There were some geese grazing on the field, but I did not see any smaller geese among them. The rain showed no signs of letting up, so I decided to wait another 15 minutes and then grab my umbrella and go for a walk. Not five minutes later I looked up to see a flock of about ten Canada Geese right strolling down Terry Fox Drive near the entrance to the park. They crossed the road, heading south toward Hazeldean, and I did a double take when I saw the Barnacle Goose among them! I drove forward to get as close as possible to the entrance, then got out with my umbrella and camera.
A soon as the geese finished crossing the road they began grazing on the grass right next to the sidewalk. I edged closer with my umbrella and camera, and was thrilled when I was able to get close enough for some better-than-record shots.

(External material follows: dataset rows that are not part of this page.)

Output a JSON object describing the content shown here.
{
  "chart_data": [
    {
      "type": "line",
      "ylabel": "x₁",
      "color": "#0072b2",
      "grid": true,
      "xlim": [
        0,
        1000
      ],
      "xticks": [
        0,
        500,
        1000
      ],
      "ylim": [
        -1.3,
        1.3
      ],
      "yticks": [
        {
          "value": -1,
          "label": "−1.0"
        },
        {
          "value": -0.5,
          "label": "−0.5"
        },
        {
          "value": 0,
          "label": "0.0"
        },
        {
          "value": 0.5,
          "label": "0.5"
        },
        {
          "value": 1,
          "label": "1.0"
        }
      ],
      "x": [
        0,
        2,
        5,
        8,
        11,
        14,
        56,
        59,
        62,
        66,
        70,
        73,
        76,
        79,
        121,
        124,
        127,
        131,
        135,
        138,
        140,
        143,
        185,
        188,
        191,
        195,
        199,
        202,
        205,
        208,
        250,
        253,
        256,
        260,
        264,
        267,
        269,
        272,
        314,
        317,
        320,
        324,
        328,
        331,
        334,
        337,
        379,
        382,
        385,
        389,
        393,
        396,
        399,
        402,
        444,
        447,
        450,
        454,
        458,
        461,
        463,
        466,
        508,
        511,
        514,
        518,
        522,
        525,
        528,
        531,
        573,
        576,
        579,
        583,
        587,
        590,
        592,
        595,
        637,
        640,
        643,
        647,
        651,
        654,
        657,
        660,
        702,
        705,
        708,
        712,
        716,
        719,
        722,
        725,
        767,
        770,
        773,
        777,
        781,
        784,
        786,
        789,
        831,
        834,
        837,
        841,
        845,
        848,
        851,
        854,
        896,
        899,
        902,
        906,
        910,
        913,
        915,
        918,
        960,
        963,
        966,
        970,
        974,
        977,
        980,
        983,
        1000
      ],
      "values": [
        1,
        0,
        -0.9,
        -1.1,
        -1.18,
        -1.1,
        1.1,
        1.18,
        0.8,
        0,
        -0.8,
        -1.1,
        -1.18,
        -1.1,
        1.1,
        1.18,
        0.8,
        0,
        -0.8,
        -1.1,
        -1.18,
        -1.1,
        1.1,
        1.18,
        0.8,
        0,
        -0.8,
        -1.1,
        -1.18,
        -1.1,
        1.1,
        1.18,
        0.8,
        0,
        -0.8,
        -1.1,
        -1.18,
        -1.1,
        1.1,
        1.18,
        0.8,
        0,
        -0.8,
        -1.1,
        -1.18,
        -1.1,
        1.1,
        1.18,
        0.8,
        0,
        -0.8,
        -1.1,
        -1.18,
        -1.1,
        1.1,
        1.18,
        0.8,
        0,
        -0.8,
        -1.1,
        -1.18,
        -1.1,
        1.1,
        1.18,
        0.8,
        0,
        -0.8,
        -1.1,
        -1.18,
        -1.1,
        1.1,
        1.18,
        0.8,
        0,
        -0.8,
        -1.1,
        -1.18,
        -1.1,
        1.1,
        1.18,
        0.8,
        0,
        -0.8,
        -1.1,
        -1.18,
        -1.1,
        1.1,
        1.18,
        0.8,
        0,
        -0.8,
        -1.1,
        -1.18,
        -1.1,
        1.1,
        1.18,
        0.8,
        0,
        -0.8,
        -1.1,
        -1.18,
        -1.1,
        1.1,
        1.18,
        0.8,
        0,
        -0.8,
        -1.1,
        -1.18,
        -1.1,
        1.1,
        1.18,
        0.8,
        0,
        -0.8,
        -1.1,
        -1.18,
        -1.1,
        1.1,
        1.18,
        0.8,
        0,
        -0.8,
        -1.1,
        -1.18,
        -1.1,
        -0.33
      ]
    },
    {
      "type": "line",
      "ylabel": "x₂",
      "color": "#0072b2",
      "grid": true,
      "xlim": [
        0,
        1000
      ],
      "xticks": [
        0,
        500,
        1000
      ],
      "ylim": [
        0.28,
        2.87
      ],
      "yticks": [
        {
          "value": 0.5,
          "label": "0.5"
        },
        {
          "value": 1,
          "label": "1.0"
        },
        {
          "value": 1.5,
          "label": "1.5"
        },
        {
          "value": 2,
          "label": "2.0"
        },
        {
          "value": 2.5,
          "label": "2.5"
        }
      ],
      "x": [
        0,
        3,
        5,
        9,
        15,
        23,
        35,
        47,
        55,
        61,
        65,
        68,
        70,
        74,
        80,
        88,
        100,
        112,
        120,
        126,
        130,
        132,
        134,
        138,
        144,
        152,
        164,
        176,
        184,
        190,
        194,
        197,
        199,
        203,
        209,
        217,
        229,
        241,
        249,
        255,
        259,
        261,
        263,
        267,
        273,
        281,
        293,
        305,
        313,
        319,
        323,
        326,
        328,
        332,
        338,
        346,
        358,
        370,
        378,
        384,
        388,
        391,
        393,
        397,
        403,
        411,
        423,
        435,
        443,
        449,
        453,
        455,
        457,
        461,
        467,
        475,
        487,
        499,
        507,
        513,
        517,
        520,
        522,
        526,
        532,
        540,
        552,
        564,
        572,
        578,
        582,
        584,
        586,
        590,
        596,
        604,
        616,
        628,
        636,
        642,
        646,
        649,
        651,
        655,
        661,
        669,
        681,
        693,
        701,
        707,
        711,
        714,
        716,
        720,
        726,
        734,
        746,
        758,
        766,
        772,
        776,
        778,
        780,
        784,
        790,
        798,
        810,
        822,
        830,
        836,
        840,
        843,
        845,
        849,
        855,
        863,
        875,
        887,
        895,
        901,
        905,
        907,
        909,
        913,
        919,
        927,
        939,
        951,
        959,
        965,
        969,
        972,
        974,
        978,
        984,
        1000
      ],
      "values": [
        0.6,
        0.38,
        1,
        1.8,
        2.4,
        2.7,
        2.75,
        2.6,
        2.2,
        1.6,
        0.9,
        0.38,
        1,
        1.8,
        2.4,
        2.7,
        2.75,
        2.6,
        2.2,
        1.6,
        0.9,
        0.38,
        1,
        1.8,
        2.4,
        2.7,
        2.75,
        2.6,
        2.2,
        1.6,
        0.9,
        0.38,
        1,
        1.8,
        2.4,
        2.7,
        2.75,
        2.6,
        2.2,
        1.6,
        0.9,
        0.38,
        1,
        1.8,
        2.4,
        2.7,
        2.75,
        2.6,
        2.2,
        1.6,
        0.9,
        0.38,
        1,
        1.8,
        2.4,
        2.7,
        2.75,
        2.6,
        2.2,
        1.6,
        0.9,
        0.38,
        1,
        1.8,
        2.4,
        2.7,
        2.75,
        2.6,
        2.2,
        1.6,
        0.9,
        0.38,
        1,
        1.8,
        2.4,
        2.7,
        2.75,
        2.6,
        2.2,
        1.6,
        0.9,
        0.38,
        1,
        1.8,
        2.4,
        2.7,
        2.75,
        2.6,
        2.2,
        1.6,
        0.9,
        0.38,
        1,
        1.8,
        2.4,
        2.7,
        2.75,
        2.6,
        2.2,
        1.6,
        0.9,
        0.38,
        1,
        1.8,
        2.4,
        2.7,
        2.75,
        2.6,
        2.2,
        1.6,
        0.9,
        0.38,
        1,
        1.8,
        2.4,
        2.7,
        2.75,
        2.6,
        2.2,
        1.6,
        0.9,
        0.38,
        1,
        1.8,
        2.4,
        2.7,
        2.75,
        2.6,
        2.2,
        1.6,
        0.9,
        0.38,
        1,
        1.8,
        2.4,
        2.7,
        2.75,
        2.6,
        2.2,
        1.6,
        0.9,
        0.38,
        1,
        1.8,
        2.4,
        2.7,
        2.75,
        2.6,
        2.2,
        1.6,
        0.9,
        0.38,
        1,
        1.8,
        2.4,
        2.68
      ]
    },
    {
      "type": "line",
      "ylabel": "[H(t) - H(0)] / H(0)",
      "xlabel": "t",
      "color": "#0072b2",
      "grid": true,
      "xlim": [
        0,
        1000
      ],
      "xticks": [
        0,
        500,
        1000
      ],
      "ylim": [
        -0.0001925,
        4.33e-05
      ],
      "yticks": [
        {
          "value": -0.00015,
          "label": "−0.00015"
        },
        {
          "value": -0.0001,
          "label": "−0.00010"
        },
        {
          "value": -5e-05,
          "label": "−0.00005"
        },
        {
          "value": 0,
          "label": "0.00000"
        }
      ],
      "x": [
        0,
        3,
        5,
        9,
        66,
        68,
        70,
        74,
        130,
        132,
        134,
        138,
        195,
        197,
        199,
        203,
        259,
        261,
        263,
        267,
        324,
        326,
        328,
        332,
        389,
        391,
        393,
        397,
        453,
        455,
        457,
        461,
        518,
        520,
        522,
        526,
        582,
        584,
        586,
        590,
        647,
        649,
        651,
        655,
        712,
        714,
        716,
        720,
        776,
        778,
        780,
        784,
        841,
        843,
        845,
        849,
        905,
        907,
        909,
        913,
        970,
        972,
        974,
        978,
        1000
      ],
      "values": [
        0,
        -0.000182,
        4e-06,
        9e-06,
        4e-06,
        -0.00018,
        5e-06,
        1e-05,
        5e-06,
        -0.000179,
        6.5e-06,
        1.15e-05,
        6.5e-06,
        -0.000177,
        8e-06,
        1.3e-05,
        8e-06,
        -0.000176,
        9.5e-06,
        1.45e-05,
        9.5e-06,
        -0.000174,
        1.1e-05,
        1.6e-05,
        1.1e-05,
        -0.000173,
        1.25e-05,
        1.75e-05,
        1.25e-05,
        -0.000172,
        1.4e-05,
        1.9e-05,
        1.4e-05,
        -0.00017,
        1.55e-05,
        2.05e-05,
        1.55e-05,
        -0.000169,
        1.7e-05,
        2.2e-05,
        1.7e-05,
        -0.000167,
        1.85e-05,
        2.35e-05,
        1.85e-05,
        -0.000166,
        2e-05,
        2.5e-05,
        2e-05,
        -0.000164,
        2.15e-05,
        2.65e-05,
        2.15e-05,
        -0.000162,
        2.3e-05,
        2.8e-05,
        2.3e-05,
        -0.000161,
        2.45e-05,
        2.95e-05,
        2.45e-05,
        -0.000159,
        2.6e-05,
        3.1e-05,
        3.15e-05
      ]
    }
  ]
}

Barnacle Geese breed in the European Arctic (including Greenland), but sometimes end up in eastern North America as vagrants during the winter or in migration. However, because they are often kept in captivity, determining the origins of any goose can be difficult. Indeed, the Ontario Bird Records Committee has traditionally assumed all Barnacle Geese observed in the province to be escaped birds unless they could be proven as wild; before 2015, the only accepted record was that of a bird shot in the United Counties of Prescott and Russell in 2005, as that bird was wearing a leg band showing it had been banded in Islay, Scotland in 2004 – a place where Barnacle Geese from Greenland are known to overwinter.
This was an immature bird, and some of the plumage details pointing to distant Canada Goose ancestry included too much white in the face, black lores that were much narrower than those seen in pure European Barnacle Geese, a long bill, and buffy flanks rather than white. In addition, the fact that it has been here since May instead of moving on also points to a bird that may not be of wild origins. Of the three previous summer records in Ontario, all have been one-day wonders. Historically, only a few birds arriving in autumn and winter have stayed for more than a week. Be that as it may, I thought it was a very handsome goose, and planned on counting it for my year list even if the OBRC determined that it was not in fact countable.

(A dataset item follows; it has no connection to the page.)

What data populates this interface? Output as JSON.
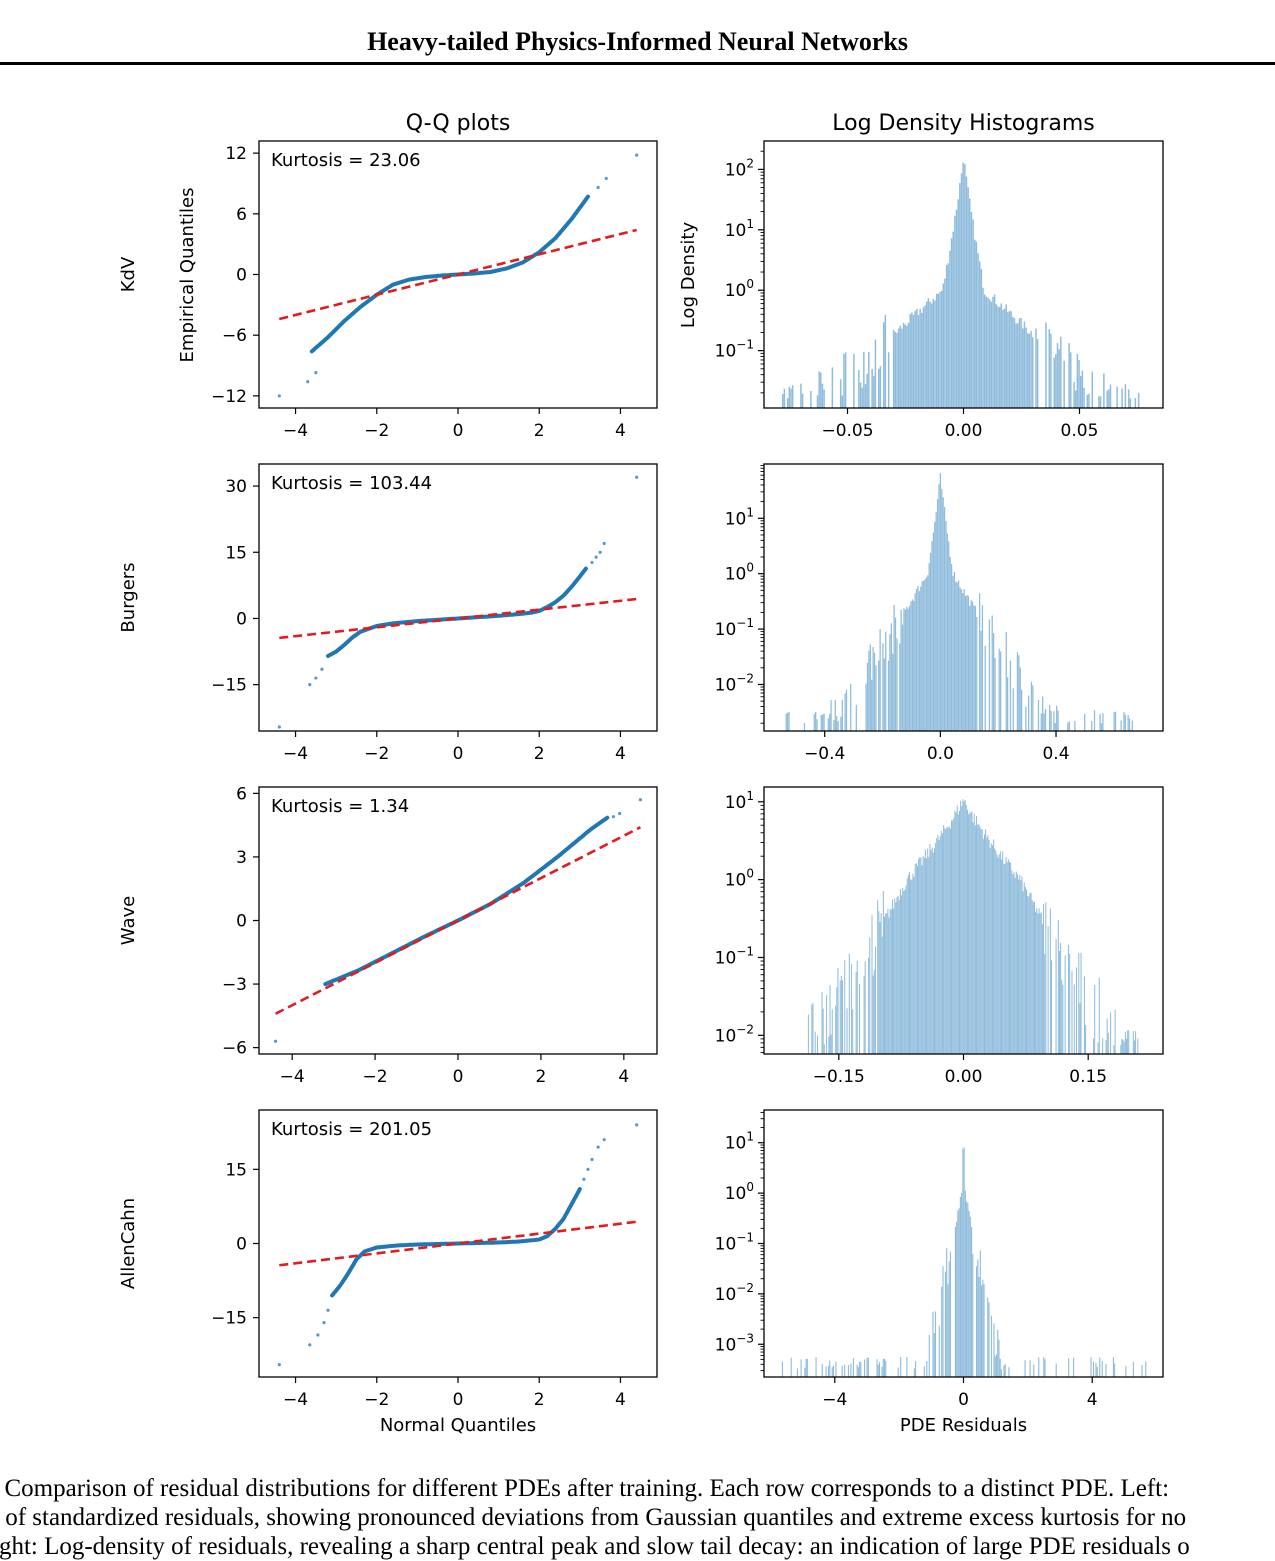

This was bird no. 172 on my Ottawa year list, and I was not sure whether I would go see it again. It disappeared again for another two months after its five-day visit with the KRC Canada Geese, and then was reported at Andrew Haydon Park on October 10th. I was at Shirley’s Bay when the RBA came in, and decided to drive over to see it again. The Barnacle Goose was swimming on the river in the western bay fairly close to shore, but when I tried to take some photos my camera battery was dead! It showed no signs of restlessness, so I decided to return home and get my spare battery, charging it in the car on the way back. Fortunately the goose was still there when I returned, and the second battery was working.
Given the facial pattern – especially the thin black lores – it is believed to be the same goose seen over the summer, now in full breeding plumage. The black cap was now solid, and the wings showed a beautiful black and gray barring that contrasted handsomely with the gray and white belly. Like other geese, males and females look alike, so it is not possible to determine the bird’s sex.
Although I rarely chase rarities (especially if they are more than a 15-minute drive), I’m glad I chased this one. There are very few opportunities for me to get life birds in Ottawa any more, and this one brought my life list up to 541 species worldwide. It was a beautiful bird well worth seeing in the wild, and I am fortunate that it stuck around long enough for me to see it twice!